Le fœtus et l’embryon, des personnes à part entière ?
Le planning familial s’en émeut sur son site et publie un communiqué de presse sur le sujet : la première chambre civile de la cour de cassation a en effet déclaré le 6 février 2008 que « tout fœtus peut être déclaré à l’état civil quel que soit son niveau de développement. ». Elle s’appuie en cela sur l’article 79-1 alinéa 2 du Code civil, et en particulier sur ce passage : « […] L'acte dressé ne préjuge pas de savoir si l'enfant a vécu ou non […] »
Jusqu’à présent, seul le fœtus viable (22 semaines d’aménorrhée et/ou un poids supérieur ou égal à 500g) pouvait obtenir le statut de personne, donc être déclaré à l’état civil. Le fœtus, quel que soit son âge, est donc devenu une personne, sous l’effet d’une interprétation littérale du code civil. Ce code civil, élaboré sous Napoléon, promulgué le 21 mars 1804, a subi très peu de modifications et souffre de la mentalité de cette époque : toute puissance du patriarcat, - même si le code en fut un peu allégé en 1942 -, culte de la famille, et donc vie des femmes en retrait de la vie politique et civile. Les femmes mariées y étaient considérées comme « juridiquement incapables » puisque sous la tutelle de leur mari; en 1910 on y ajoute même la notion de « devoir conjugal » et en 1916 l’interdiction de divorcer ; il était donc normal dans ce cadre que toute décision concernant les fœtus revienne à la société et non à sa gestatrice. L’article 2 s’inscrit dans l’esprit misogyne de ce code Napoléon, auquel on a très peu touché depuis 1804, mais que, heureusement, on peut interpréter selon la modernité de nos modes de vie. Sauf que, ce 6 février, une cour de cassation a décidé de lire cet article de façon très littérale. Là aussi on reconnaît un courant fort de ces dix dernières années de renouveau de la religion, de goût prononcé pour une cellule familiale traditionnelle, et la renaissance de la contestation de l’avortement. La cour de cassation va dans le sens de cette pensée qui refleurit et qui voudrait que les femmes soient mères sans l’avoir voulu, comme une bénédiction divine. La reconnaissance du fœtus en tant que personne menace la loi Veil, pour l’instant sans remise en cause directe, en s’appuyant juste sur la compassion pour les parents qui perdent un enfant en gestation.

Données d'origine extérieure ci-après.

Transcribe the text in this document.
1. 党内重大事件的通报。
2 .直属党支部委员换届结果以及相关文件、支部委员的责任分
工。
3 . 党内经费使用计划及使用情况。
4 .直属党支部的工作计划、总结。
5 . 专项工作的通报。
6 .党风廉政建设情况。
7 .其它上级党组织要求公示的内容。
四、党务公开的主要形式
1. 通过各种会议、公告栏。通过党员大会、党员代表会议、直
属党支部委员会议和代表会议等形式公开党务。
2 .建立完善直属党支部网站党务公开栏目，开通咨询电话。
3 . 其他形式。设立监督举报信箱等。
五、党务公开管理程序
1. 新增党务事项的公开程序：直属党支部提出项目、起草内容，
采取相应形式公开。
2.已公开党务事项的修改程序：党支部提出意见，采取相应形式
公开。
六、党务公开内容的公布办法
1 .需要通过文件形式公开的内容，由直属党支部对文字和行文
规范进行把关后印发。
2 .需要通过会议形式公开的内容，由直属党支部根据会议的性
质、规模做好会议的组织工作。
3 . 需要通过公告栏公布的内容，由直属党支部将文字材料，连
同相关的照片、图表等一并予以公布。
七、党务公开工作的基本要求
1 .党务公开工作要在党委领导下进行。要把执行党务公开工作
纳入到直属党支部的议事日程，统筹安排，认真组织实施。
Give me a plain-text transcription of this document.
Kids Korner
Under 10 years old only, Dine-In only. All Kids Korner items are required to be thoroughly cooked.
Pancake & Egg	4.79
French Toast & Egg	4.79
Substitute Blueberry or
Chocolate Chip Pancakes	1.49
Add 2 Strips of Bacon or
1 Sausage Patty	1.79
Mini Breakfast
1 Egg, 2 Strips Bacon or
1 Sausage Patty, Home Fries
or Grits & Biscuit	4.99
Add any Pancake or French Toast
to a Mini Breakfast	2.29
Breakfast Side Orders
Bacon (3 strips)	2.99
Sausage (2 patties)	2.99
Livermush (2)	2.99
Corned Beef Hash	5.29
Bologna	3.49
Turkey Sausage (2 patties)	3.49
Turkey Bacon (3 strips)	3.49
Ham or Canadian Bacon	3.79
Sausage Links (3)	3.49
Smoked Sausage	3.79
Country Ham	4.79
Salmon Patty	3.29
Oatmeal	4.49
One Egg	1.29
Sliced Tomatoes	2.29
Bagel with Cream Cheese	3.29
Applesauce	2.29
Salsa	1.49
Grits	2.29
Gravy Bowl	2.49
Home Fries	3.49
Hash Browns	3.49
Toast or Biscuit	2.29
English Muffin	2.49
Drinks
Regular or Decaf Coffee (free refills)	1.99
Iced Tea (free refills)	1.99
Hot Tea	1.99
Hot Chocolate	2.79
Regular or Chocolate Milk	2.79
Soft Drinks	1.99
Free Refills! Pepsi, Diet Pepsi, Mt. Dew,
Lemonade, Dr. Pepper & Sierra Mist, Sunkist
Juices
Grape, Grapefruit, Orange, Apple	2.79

Difficile de reprocher la compassion et de réfuter l’aide psychologique que peut représenter la reconnaissance de l’enfant mort-né dans le processus de deuil ! Et pourtant cet argument cache une stratégie d’approche pour interdire à terme de toucher à l'embryon même, et cela constitue une réalité doublement effrayante : non seulement cela fera reculer la liberté des femmes en matière de procréation, mais en plus, en reconnaissant le fœtus quel que soit son âge, les travaux scientifiques sur les cellules-souches peuvent se trouver remis en cause. Car si le fœtus n’a plus besoin d’être viable pour être sujet humain, l’embryon sera lui aussi une personne. Un paquet de cellules indifférenciées deviendra-t-il intouchable parce que susceptible d’être déclaré à l’état civil ?
La déclaration de la cour de cassation est donc assez effarante, et pour les femmes, et pour la science. On ne peut que souhaiter que le code civil soit toiletté un jour sérieusement, afin qu’il ne puisse plus être interprété selon l’esprit de 1804.